According to a CNN report, top Democrats and donors are having quiet, back-room conversations about replacing Joe Biden at the top of the ticket in 2024; “They feel like time is already running out,” CNN says.
“If Trump wins next November and everyone says, ‘How did that happen,’ one of the questions will be: what was the Biden campaign doing in the summer of 2023?” said a person who worked in a senior role on Biden’s 2020 campaign.
“I’m not sure which is harder: Getting people to focus on the campaign, or getting people excited about it,” a longtime Democratic fundraiser said, speaking on condition of anonymity to avoid alienating a sensitive White House.
From CNN:
The conversations keep happening – quiet whispers on the sidelines of events, texts, emails, furtive phone calls – as top Democrats and donors reach out to those seen as possible replacement presidential candidates.

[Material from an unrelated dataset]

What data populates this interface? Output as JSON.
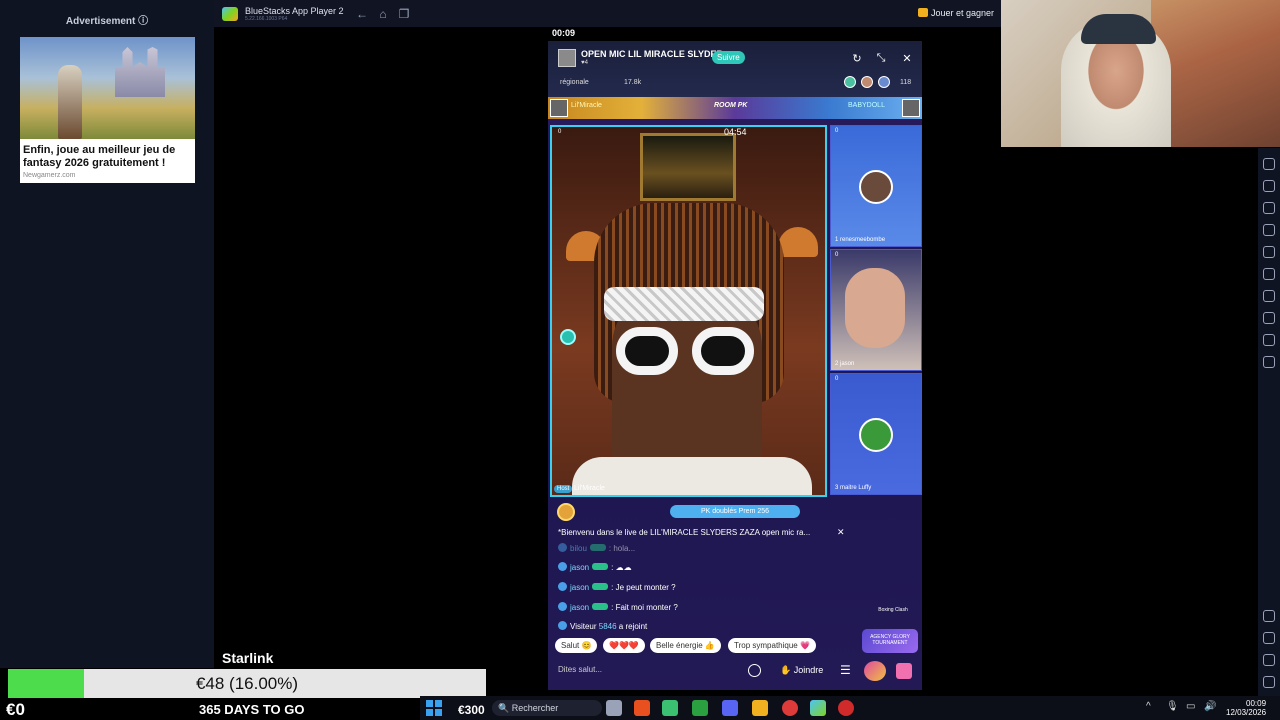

Get ready, they urge, in conversations that aides to several of the people involved have described to CNN: Despite what he has said, despite the campaign that has been announced, President Joe Biden won’t actually be running for reelection.
They feel like time is already running out and that the lack of the more robust campaign activity they want to see is a sign that his heart isn’t really in it.
…
Concern over how it will be measured against the $86 million Barack Obama raised in the first few months after announcing his own reelection campaign in 2011, along with the slow pace of building out a campaign structure, is already feeding the latest round of frustration and worry described to CNN by almost two dozen current Biden aides, top Democratic operatives and donors, and alumni of other recent campaigns.
Some things are already clear: multiple big donors aren’t locking in. Grassroots emails are sometimes bringing in just a few thousand dollars.
Biden’s approval rating currently hovers around his all-time low: 40%.